A special thanks to Jalpa Panchal, whose response set me on the path of providing a custom implementation for URI that the site is being redirected to.

Answer 2

Looks like you have already tried all the possible way. Here is one more possible way to redirect user to the logout page:

Create an action method in your HomeController to handle the redirect after signing out.

public class HomeController : Controller
{

    public IActionResult SignOutRedirect()
    {
        return RedirectToAction("Index");
    }
}

Update the SignedOutCallbackPath to point to the newly created action method.

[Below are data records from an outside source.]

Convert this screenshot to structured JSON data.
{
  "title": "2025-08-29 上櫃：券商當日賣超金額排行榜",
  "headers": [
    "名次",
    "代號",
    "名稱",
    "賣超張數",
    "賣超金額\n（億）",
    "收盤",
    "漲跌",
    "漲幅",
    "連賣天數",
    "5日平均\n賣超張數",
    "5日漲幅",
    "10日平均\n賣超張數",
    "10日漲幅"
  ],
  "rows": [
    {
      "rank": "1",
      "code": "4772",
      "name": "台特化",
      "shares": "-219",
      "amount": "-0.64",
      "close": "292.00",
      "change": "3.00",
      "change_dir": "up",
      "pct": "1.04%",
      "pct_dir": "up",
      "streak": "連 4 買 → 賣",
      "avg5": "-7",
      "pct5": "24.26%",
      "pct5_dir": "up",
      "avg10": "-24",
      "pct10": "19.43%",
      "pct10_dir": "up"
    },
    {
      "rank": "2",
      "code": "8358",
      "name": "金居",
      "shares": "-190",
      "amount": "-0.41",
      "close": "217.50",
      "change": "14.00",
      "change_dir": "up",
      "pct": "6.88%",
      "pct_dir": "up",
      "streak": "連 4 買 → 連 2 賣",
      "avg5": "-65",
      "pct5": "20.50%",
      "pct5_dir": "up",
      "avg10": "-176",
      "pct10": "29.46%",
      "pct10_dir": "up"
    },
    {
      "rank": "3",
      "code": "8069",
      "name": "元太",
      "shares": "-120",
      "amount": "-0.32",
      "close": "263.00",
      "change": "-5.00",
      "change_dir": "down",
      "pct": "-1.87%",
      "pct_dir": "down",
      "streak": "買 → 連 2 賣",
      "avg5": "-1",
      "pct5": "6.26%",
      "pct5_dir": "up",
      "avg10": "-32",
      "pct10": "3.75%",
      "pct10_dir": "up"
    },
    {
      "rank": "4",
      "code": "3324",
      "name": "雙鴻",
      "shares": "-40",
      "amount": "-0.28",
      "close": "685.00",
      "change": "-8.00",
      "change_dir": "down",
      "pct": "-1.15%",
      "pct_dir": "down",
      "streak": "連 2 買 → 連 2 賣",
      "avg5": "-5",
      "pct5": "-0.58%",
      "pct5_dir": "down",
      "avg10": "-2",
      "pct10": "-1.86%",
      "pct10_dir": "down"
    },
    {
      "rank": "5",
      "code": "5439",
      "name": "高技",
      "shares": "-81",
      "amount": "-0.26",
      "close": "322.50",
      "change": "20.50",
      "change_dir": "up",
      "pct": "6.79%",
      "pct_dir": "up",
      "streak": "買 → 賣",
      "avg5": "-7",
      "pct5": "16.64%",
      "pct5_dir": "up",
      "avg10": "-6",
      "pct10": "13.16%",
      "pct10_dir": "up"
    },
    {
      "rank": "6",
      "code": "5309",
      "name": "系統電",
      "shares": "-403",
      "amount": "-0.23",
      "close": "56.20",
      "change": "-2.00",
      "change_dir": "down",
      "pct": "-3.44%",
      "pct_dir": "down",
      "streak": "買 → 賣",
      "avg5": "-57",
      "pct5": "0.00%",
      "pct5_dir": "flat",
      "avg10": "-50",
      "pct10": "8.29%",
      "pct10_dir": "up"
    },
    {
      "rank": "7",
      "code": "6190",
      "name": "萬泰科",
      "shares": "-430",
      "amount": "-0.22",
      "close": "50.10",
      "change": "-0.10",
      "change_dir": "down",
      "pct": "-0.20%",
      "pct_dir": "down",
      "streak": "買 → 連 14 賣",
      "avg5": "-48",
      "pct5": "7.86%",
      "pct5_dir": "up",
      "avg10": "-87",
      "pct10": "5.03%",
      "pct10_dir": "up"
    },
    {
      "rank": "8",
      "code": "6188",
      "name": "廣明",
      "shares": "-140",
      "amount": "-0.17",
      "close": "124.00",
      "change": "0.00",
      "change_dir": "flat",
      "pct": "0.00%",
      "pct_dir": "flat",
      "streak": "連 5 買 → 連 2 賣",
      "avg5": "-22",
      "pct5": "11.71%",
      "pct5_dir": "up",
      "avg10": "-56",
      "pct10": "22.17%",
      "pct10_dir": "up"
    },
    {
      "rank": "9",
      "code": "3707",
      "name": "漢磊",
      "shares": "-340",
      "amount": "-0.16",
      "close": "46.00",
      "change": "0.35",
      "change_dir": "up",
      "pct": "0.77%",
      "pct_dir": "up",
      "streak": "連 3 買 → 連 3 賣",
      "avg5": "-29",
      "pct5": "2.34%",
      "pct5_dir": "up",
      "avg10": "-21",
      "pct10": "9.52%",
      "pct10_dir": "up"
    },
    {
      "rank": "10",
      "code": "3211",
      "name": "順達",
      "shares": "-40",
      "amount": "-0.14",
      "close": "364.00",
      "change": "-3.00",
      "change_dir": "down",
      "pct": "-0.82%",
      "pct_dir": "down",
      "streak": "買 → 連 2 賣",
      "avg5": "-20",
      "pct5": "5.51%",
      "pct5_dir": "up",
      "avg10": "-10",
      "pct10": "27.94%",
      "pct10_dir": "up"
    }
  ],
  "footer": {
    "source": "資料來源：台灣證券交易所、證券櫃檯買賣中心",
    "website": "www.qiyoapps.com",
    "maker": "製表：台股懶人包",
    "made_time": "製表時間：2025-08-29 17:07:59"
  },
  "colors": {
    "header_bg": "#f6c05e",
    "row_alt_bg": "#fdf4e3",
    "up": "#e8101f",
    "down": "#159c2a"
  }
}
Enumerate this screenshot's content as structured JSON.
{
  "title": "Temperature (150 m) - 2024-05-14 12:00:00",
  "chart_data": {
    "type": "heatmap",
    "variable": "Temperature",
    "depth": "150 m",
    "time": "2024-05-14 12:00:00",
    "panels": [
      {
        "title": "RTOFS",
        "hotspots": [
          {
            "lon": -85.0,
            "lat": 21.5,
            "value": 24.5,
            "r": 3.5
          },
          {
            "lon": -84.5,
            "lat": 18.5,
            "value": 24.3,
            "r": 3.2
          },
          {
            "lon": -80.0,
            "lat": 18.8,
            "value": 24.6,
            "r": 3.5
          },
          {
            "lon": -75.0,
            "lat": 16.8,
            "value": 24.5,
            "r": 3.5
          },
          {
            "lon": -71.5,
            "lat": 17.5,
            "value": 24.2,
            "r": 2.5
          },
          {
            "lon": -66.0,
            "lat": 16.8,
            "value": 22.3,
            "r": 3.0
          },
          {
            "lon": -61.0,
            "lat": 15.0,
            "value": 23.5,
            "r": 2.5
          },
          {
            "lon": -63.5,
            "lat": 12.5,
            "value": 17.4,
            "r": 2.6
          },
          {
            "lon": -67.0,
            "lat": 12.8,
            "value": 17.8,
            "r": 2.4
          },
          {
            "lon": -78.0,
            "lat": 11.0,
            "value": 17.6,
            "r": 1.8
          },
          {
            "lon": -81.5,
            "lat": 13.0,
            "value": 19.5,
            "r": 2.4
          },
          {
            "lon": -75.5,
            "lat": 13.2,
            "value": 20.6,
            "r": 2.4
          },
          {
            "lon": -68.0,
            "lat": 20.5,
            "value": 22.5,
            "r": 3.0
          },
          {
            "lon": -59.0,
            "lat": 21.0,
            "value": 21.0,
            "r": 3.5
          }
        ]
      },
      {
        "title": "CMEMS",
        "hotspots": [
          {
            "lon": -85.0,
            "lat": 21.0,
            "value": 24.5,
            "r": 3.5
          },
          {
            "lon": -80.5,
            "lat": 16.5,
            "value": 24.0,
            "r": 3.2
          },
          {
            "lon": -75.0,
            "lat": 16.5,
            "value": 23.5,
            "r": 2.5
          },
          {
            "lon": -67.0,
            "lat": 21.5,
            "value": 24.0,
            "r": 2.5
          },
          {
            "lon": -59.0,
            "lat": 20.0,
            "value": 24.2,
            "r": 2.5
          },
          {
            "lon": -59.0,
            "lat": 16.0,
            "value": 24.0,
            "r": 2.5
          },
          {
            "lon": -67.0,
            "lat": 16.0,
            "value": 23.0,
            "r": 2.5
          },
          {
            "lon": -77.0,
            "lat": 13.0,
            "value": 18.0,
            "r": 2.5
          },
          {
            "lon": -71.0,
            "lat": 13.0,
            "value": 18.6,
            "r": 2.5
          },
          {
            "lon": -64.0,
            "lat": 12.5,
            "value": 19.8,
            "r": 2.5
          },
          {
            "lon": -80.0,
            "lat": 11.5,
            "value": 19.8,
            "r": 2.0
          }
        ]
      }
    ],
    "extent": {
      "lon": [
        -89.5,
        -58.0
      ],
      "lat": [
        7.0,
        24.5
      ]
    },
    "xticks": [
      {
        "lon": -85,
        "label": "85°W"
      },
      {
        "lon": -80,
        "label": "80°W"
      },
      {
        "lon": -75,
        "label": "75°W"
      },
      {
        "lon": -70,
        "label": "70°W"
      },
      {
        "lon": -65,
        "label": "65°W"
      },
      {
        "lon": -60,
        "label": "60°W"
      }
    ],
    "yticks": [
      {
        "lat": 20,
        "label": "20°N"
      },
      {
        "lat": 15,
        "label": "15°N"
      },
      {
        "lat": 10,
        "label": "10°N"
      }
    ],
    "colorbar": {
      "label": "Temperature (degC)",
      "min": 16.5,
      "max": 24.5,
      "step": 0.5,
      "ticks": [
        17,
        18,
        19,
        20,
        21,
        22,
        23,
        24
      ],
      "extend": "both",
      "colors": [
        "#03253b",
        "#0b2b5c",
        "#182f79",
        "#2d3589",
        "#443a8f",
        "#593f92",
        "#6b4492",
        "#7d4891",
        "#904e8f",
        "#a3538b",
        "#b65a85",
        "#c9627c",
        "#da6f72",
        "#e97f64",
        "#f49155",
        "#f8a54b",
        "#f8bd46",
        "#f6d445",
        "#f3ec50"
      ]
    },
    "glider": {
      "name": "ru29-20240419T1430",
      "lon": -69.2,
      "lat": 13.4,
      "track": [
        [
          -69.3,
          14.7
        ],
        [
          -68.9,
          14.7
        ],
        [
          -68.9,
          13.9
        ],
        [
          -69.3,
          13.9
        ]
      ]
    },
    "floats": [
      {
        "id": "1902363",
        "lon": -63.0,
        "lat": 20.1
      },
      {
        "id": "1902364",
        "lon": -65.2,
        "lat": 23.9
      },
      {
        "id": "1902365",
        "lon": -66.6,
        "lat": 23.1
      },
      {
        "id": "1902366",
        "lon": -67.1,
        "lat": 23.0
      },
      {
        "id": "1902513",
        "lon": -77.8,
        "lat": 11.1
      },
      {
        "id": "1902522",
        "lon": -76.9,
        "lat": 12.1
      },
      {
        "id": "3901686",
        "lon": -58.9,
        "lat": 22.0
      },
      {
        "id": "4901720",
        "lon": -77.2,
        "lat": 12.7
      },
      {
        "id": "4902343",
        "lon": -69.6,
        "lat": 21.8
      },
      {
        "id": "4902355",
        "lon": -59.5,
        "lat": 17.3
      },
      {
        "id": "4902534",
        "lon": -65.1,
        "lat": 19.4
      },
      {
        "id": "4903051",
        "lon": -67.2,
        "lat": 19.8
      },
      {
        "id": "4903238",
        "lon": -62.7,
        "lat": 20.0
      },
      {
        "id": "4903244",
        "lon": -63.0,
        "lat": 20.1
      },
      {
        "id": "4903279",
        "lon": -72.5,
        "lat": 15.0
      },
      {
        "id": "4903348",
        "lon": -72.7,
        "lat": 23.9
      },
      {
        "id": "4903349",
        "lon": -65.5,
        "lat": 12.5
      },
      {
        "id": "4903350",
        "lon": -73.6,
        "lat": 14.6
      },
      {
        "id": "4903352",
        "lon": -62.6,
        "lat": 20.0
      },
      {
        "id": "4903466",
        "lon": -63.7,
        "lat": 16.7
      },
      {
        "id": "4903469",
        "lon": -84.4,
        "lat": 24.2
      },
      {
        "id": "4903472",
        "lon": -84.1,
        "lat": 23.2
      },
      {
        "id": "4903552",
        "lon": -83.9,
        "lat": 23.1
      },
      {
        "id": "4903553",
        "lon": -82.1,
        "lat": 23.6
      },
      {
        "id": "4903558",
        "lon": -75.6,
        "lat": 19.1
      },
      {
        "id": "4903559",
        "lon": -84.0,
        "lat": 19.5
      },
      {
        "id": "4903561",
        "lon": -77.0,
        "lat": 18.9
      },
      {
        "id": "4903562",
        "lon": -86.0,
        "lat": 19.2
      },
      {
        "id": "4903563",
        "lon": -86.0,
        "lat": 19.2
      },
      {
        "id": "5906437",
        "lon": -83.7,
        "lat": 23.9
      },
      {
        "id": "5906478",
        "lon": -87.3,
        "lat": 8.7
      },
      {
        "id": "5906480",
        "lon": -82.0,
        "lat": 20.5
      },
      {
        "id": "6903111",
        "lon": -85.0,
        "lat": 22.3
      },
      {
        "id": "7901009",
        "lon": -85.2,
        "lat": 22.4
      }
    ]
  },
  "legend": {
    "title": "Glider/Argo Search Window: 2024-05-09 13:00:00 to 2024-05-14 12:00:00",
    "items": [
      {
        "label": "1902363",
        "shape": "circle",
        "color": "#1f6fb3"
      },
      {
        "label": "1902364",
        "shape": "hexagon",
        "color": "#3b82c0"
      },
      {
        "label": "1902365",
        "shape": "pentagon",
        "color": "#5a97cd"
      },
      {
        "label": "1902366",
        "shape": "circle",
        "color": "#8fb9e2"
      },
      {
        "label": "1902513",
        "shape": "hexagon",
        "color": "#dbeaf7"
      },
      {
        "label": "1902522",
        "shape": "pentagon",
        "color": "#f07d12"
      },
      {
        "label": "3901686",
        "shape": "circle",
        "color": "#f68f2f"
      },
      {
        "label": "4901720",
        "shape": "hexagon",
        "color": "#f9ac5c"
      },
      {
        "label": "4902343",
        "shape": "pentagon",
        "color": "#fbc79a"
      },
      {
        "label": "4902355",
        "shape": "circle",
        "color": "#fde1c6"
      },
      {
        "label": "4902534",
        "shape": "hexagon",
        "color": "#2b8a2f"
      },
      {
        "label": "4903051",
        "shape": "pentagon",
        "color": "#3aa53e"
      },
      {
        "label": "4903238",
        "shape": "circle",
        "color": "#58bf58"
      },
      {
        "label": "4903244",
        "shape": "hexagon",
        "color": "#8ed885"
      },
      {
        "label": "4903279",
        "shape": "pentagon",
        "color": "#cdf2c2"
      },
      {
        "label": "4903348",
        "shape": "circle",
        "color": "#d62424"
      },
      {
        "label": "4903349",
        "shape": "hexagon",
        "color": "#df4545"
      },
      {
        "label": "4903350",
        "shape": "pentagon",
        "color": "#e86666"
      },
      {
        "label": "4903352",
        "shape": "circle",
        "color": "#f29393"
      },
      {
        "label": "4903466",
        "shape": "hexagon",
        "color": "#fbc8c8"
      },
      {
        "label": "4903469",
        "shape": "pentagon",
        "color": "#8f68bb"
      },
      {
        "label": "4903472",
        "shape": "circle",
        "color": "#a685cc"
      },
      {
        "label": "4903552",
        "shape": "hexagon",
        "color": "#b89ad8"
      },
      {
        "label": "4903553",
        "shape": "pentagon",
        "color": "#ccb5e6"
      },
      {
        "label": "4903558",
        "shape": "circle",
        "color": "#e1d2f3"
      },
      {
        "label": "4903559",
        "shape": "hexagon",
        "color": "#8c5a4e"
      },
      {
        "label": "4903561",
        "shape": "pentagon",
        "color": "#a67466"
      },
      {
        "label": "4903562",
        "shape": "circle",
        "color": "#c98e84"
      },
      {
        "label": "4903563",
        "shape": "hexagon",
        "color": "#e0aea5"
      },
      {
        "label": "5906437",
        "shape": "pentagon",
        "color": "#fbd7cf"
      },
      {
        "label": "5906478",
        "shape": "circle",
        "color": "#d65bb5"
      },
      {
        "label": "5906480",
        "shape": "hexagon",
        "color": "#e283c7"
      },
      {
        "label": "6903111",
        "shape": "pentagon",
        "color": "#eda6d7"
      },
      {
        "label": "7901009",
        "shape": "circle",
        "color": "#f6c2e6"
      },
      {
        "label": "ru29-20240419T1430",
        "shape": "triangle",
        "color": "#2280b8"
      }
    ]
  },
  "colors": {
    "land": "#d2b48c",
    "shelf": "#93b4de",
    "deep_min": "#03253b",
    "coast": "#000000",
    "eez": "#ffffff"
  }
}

builder.Services.Configure<OpenIdConnectOptions>(
    OpenIdConnectDefaults.AuthenticationScheme,
    options =>
    {
        options.SignedOutCallbackPath = "/Home/SignOutRedirect";       

    });

If you are using endpoint routing, make sure that you have the necessary MapControllerRoute or similar configured in the UseEndpoints middleware.

app.UseEndpoints(endpoints =>
{
    endpoints.MapControllerRoute(
        name: "default",
        pattern: "{controller=Home}/{action=Index}/{id?}");
    
});

After this rebuild your application, Clear browser cache and cookie and try to reproduce the issue.